History And Legend Of Songkran
It isn’t surprising that Thailand is one of the most popular places to visit among international tourists. After all, the country has an incredibly rich history in every sense of the word, whether it involves religion, food, dance, customs, and more. However, Songkran is the Thai New Year, and is a national holiday celebrated in all areas of the country.
For those who might not be aware, Songkran as a word is derived from Sanskrit, and it means “shift, “movement”, or “transition”. It refers to the transition from one sign of Zodiac to another. Songkran is celebrated over the course of several days in mid-April, when it is usually extremely hot in Thailand. The “official dates” of the celebration are April 13-15, 2019. The holiday is extremely popular, and is expected to attract over two million international tourists this year itself.
Traditions Of Songkran
For those who might be wondering what exactly happens during Songkran, or what the purpose is - it is a time where individuals are meant to ring in the new year. Water is used a symbolic blessing that washes away sins and provides luck for the new year. That is why throwing water is such an essential part of the festival, and it is considered “good luck” to be soaked in water. Given the fact that it is also extremely hot in April in Thailand, this can also be quite refreshing. Water is thrown using buckets, water guns, and other means.
While Songkran is a celebration that many tourists love participating in - it has deeper roots as a holiday where one is expected to surround themselves with family, especially their elders. Professionals often travel back home to be with their family during this time. There are many that also travel to monasteries during Songkran, and offer gifts and meals to monks during this time. All around the country, families and individuals wash Buddha statues and sprinkle water on images of Buddha, as a sign of homage and respect.
There is also a white chalky paste often associated with Songkran that is also thrown, that many outside Thailand may not be that familiar with. Chalk is often used in blessings by monks, which is how the tradition has evolved into its modern-day iteration.

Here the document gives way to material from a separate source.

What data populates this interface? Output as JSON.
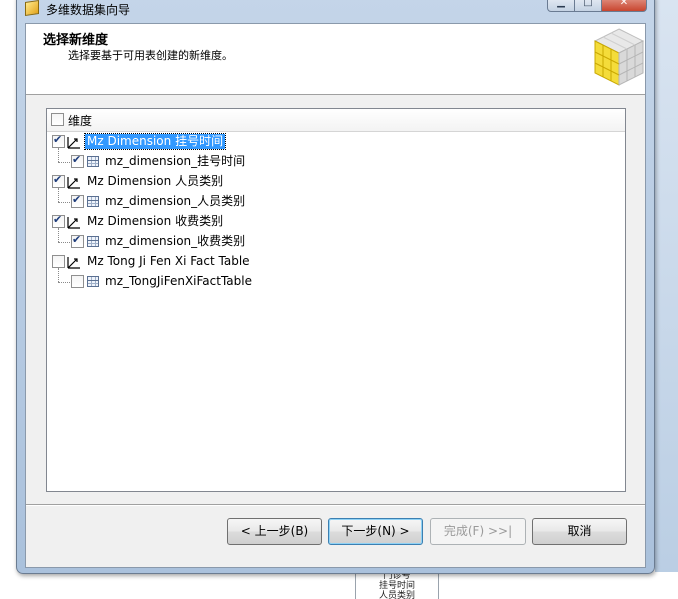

Those living in Thailand associate Songkran with “spring cleaning”, and clean their homes vigorously before Songkran. During Songkran, both locals and tourists clean images of Buddha with water, as a sign of respect and homage, as well. There are those who make “resolutions”, the same way that others might make New Year resolutions, during this time, as well. The idea is to “start off fresh” after Songkran.
While traditions and customs often vary, there is an overall schedule to Songkran that many follow. Since Songkran involves several days of celebration, it usually incorporates various rituals.
Houses are cleaned with water on the first day, and many individuals congregate around water reservoirs. On the second day, sweets are cooked and brought to monks and sand pagodas are also made, often decorated with flower petals as well. There are also often festive celebrations on the second night, including music, Muay Thai (Thai boxing) and more. On the third day, families often go to the temple, and congregate at the houses of elders in the family. On the fourth day, there are often parades and processions, and younger people often wash the hands of older individuals as a sign of respect.
Safe From Songkran
It is easy to get caught up in the fun, but it’s also important to remember local custom and culture. During Songkran, there are certain individuals that should never be splashed with water. First, throwing water on a monk is considered a sign of disrespect. Also, never throw water on the elderly or babies, because this is not culturally acceptable as well. While there are many businesses that shut down during Songkran, do not throw on those who are working, either. The last rule, which might be obvious to some, is to never throw water on motorcycle drivers, because this can lead to a serious injury if they are driving.
Of course, make sure to keep your documents, belongings and clothing protected from water, if you are concerned about whether they might be damaged.